La passion contagieuse, il a réussi à monter un quatuor des cavernes qui a déjà donné une poignée de concerts. Tambour des origines, sons primitifs et borborygmes pour une musique qui transporte le spectateur à l’aube de son humanité. Et qu’il compte présenter à Tautavel et à Lascaux cet été avec deux concerts dignes de l’âge de la pierre.

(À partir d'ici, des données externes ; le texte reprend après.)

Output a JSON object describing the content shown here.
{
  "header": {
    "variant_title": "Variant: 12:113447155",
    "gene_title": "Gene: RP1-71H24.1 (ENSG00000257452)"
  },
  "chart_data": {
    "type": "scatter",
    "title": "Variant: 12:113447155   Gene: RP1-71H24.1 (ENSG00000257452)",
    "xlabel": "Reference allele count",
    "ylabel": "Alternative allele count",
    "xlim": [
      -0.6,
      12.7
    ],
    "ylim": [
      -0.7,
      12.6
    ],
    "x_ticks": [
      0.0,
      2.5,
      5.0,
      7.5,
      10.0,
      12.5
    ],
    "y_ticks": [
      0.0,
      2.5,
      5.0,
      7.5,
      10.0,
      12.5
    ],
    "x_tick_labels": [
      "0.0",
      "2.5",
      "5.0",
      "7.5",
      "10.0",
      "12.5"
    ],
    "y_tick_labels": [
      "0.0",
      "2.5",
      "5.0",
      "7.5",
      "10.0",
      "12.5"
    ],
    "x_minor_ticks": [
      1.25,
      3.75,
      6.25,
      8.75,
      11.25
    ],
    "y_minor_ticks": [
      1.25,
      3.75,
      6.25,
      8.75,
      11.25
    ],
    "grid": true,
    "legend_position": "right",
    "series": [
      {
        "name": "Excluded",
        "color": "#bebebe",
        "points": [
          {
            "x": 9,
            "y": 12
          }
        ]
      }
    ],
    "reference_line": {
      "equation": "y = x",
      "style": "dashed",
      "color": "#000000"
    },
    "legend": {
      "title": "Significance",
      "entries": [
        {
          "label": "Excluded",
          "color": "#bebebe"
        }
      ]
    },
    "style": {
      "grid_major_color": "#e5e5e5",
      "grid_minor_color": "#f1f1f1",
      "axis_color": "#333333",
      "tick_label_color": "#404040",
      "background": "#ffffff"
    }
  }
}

Jean-François Guignard en quelques mots

Mes instruments

«J’ai réalisé un lithophone avec des dalles nacrées de la carrière du Gros-Crêt. J’ai également fabriqué plusieurs vièles primitives à deux cordes avec caisse de résonance en corne de vache et manche en noisetier. Et j’ai taillé un grand nombre de flûtes en os, en bambou, en sureau...»

Mes murmures de pierre

«Je sculpte au gré des trouvailles, bois, pierres ou tout ce qui est assez proche d’un état premier. Je fais des assemblages qui tiennent sans colle: deux branches de noisetier, des barreaux à la façon d’une échelle où j’installe des lames de mollasse trouvées dans la région. Sculpter, c’est ma récréation.»

Premier CD

«J’ai eu envie de faire un disque de relaxation. Avec le groupe, on a composé une dizaine de morceaux et on a sorti le CD «Silexus» en 2012. Finalement, on y a mis un ou deux morceaux plus enlevés, puisque les hommes préhistoriques devaient aussi parfois faire la ribouldingue!»

Mon groupe

«Avec ma sœur et deux amies, on a créé le groupe Silexus en 2010. On se réunit tous les dimanches pour jouer. Bien sûr, les instruments conditionnent notre musique. On ne peut pas interpréter un concerto de Bach, mais on peut s’amuser un moment!»

Mon rêve aborigène

«Il m’arrive de prendre les pinceaux et de poser des points blancs sur un fond noir pendant des heures en écoutant de la musique médiévale. Je m’inspire de l’art aborigène. Pour ce peuple premier, ce n’est pas de la peinture abstraite, mais un art très codifié. Moi, quand je peins, j’ai juste l’impression d’être à la bonne place.»